Monsieur Gambier proposa aux autres des apéritifs et des amuse-gueules. Madame Gambier mit un disque de jazz. Monsieur Guillodoux, très en forme, raconta des blagues qui plièrent de rire sa belle-sœur et les Gambier.
Zoé ne riait pas. Elle sentait un vague malaise au niveau de
l’estomac, estima qu’elle n’aurait pas dû manger un croissant ce matin.
Elle cherchait une pose qui puisse alléger le poids de cette pierre
dans son ventre qui augmentait de volume de seconde en seconde.
Madeleine finit par se rendre compte de l’état pitoyable dans lequel
elle était, fit remarquer aux autres que le teint un peu olivâtre de Zoé,
sa mine hagarde et la fine sueur qui perlait sur sa peau, ne pouvaient
indiquer qu’une chose : Zoé souffrait du mal de mer.
Soutenue par
son père, elle réussit en hoquetant à atteindre le bastingage, à se
pencher au-dessus, et, dans le sillon d’écume que laissait la coque
du bateau, elle restitua tout son petit-déjeuner. Cela ne la soulagea
qu’un bref moment. Dix minutes ne s’étaient écoulées qu’elle gémit
qu’elle allait encore vomir ; cela recommença trois fois de suite. On
lui fit boire un thé sucré qui rejoignit les flots aussitôt après avoir été
absorbé. Finalement, elle s’allongea sur le pont supérieur, aux côtés
de sa mère dont elle enviait le sommeil, essayant de fixer l’horizon
comme on le lui avait conseillé. Mais elle ne put penser à rien d’autre
qu’à sa nausée.
Ils rentrèrent plus tôt que prévu. Madame Guillodoux
se réveilla en pleine forme, ravie de n’avoir pas souffert pendant le
trajet.
Quant à Zoé, c’est en titubant qu’elle quitta le yacht et jura
que, de sa vie, jamais plus elle ne ferait de voyage en mer.
Gustave remballait ses affaires. L’aventure avec la jeune luxembourgeoise venait de s’achever. Elle lui avait annoncé qu’elle en préférait un autre, un voyou marseillais qui l’intéressait bien plus. Ils se quittèrent bons amis, ils s’étaient tout de même bien divertis ensemble. De retour dans sa chambre au Cocotier, il se regarda dans le miroir : il était bien bâti, personne ne pouvait dire le contraire, et son bronzage cuivré l’avantageait grandement. Rassuré, il partit à la plage afin de dépister d’autres jeunes filles à séduire…

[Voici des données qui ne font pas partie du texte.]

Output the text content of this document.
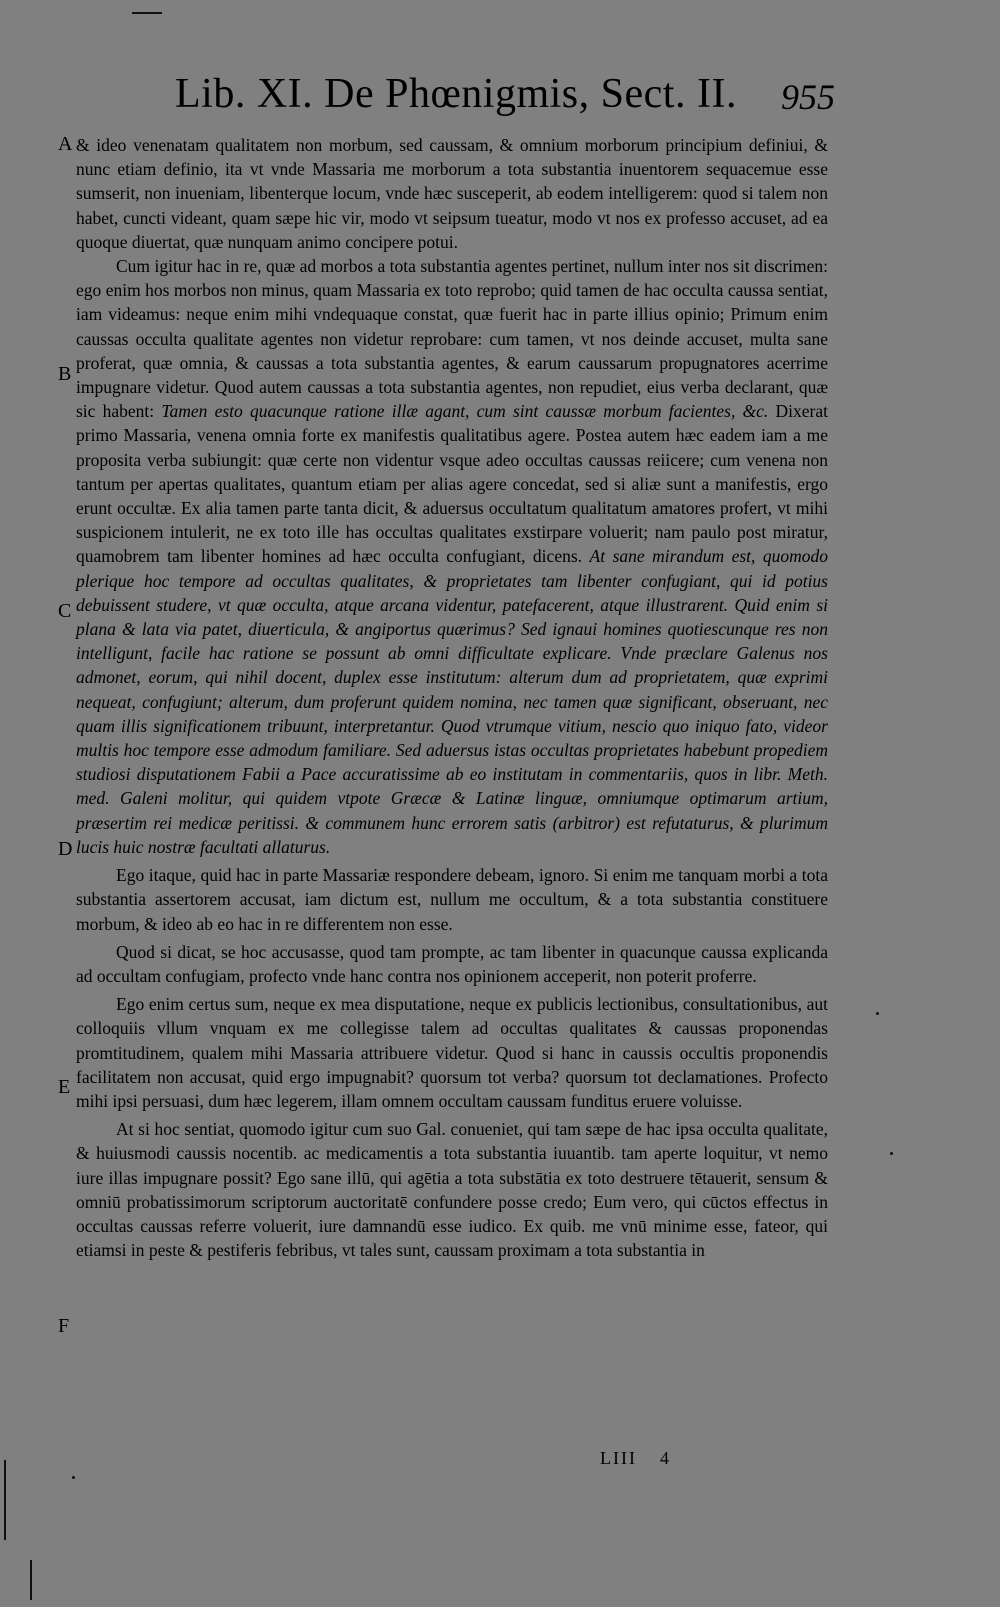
Lib. XI. De Phœnigmis, Sect. II. 955
A
B
C
D
E
F

& ideo venenatam qualitatem non morbum, sed caussam, & omnium morborum principium definiui, & nunc etiam definio, ita vt vnde Massaria me morborum a tota substantia inuentorem sequacemue esse sumserit, non inueniam, libenterque locum, vnde hæc susceperit, ab eodem intelligerem: quod si talem non habet, cuncti videant, quam sæpe hic vir, modo vt seipsum tueatur, modo vt nos ex professo accuset, ad ea quoque diuertat, quæ nunquam animo concipere potui.

Cum igitur hac in re, quæ ad morbos a tota substantia agentes pertinet, nullum inter nos sit discrimen: ego enim hos morbos non minus, quam Massaria ex toto reprobo; quid tamen de hac occulta caussa sentiat, iam videamus: neque enim mihi vndequaque constat, quæ fuerit hac in parte illius opinio; Primum enim caussas occulta qualitate agentes non videtur reprobare: cum tamen, vt nos deinde accuset, multa sane proferat, quæ omnia, & caussas a tota substantia agentes, & earum caussarum propugnatores acerrime impugnare videtur. Quod autem caussas a tota substantia agentes, non repudiet, eius verba declarant, quæ sic habent: Tamen esto quacunque ratione illæ agant, cum sint caussæ morbum facientes, &c. Dixerat primo Massaria, venena omnia forte ex manifestis qualitatibus agere. Postea autem hæc eadem iam a me proposita verba subiungit: quæ certe non videntur vsque adeo occultas caussas reiicere; cum venena non tantum per apertas qualitates, quantum etiam per alias agere concedat, sed si aliæ sunt a manifestis, ergo erunt occultæ. Ex alia tamen parte tanta dicit, & aduersus occultatum qualitatum amatores profert, vt mihi suspicionem intulerit, ne ex toto ille has occultas qualitates exstirpare voluerit; nam paulo post miratur, quamobrem tam libenter homines ad hæc occulta confugiant, dicens. At sane mirandum est, quomodo plerique hoc tempore ad occultas qualitates, & proprietates tam libenter confugiant, qui id potius debuissent studere, vt quæ occulta, atque arcana videntur, patefacerent, atque illustrarent. Quid enim si plana & lata via patet, diuerticula, & angiportus quærimus? Sed ignaui homines quotiescunque res non intelligunt, facile hac ratione se possunt ab omni difficultate explicare. Vnde præclare Galenus nos admonet, eorum, qui nihil docent, duplex esse institutum: alterum dum ad proprietatem, quæ exprimi nequeat, confugiunt; alterum, dum proferunt quidem nomina, nec tamen quæ significant, obseruant, nec quam illis significationem tribuunt, interpretantur. Quod vtrumque vitium, nescio quo iniquo fato, videor multis hoc tempore esse admodum familiare. Sed aduersus istas occultas proprietates habebunt propediem studiosi disputationem Fabii a Pace accuratissime ab eo institutam in commentariis, quos in libr. Meth. med. Galeni molitur, qui quidem vtpote Græcæ & Latinæ linguæ, omniumque optimarum artium, præsertim rei medicæ peritissi. & communem hunc errorem satis (arbitror) est refutaturus, & plurimum lucis huic nostræ facultati allaturus.

Ego itaque, quid hac in parte Massariæ respondere debeam, ignoro. Si enim me tanquam morbi a tota substantia assertorem accusat, iam dictum est, nullum me occultum, & a tota substantia constituere morbum, & ideo ab eo hac in re differentem non esse.

Quod si dicat, se hoc accusasse, quod tam prompte, ac tam libenter in quacunque caussa explicanda ad occultam confugiam, profecto vnde hanc contra nos opinionem acceperit, non poterit proferre.

Ego enim certus sum, neque ex mea disputatione, neque ex publicis lectionibus, consultationibus, aut colloquiis vllum vnquam ex me collegisse talem ad occultas qualitates & caussas proponendas promtitudinem, qualem mihi Massaria attribuere videtur. Quod si hanc in caussis occultis proponendis facilitatem non accusat, quid ergo impugnabit? quorsum tot verba? quorsum tot declamationes. Profecto mihi ipsi persuasi, dum hæc legerem, illam omnem occultam caussam funditus eruere voluisse.

At si hoc sentiat, quomodo igitur cum suo Gal. conueniet, qui tam sæpe de hac ipsa occulta qualitate, & huiusmodi caussis nocentib. ac medicamentis a tota substantia iuuantib. tam aperte loquitur, vt nemo iure illas impugnare possit? Ego sane illū, qui agētia a tota substātia ex toto destruere tētauerit, sensum & omniū probatissimorum scriptorum auctoritatē confundere posse credo; Eum vero, qui cūctos effectus in occultas caussas referre voluerit, iure damnandū esse iudico. Ex quib. me vnū minime esse, fateor, qui etiamsi in peste & pestiferis febribus, vt tales sunt, caussam proximam a tota substantia in

LIII 4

Depuis son arrivée au Cocotier, madame Gassal n’avait cessé de s’en prendre à un jeune serveur
en particulier qui présentait deux graves défauts à ses yeux, celui de ne pas être né en France et celui d’avoir la peau foncée.
Plus raciste qu’elle, ça n’existe pas, c’est comme l'éventualité de rencontrer un chameau sur la banquise.
Jeune fille, elle ne manifestait pourtant aucune opinion politique ; elle n’y comprenait que dalle et laissait cela aux autres,
ce n’était pas sa tasse de thé.
Cela changea lorsqu’elle épousa Arthur Gassal. Il lui fallut bien forcer son attention :
son mari était facho à mort et ne cessait de vilipender les « juifs, arabes, noirs et autres malfaiteurs de la nation. »
La suggestibilité de la jeune femme, vierge de toute tendance, esquissa promptement une courbe
osmotique et les sentences d’Arthur devinrent siennes. Elle succomba
à l’intox de tout son cœur et répéta avec joie les discours xénophobes de son mari.
Plus tard, lors du décès de son cher Arthur, les membres de son parti la soutinrent et la convainquirent de continuer la lutte et
la propagande.
Ses deux filles étaient mariées et avaient quitté le logis familial, elle était à la retraite et s’ennuyait à crever.
Elle trouva dans cette action fondamentaliste, extrémiste et violente une occupation dont elle raffola.
Elle militait activement et participait aux réunions chaque fois qu’elle le pouvait, c’est-à-dire toujours.
Volontaire pour des travaux de secrétariat, elle tapait avec exultation des lettres
virulentes adressées à des parlementaires des camps adverses.
Au sujet de ce jeune serveur, « l’étranger », elle lui adressait
des propos injurieux et racistes en prenant soin de ne le faire que
lorsqu’ils étaient seuls ou que personne ne pouvait l’entendre.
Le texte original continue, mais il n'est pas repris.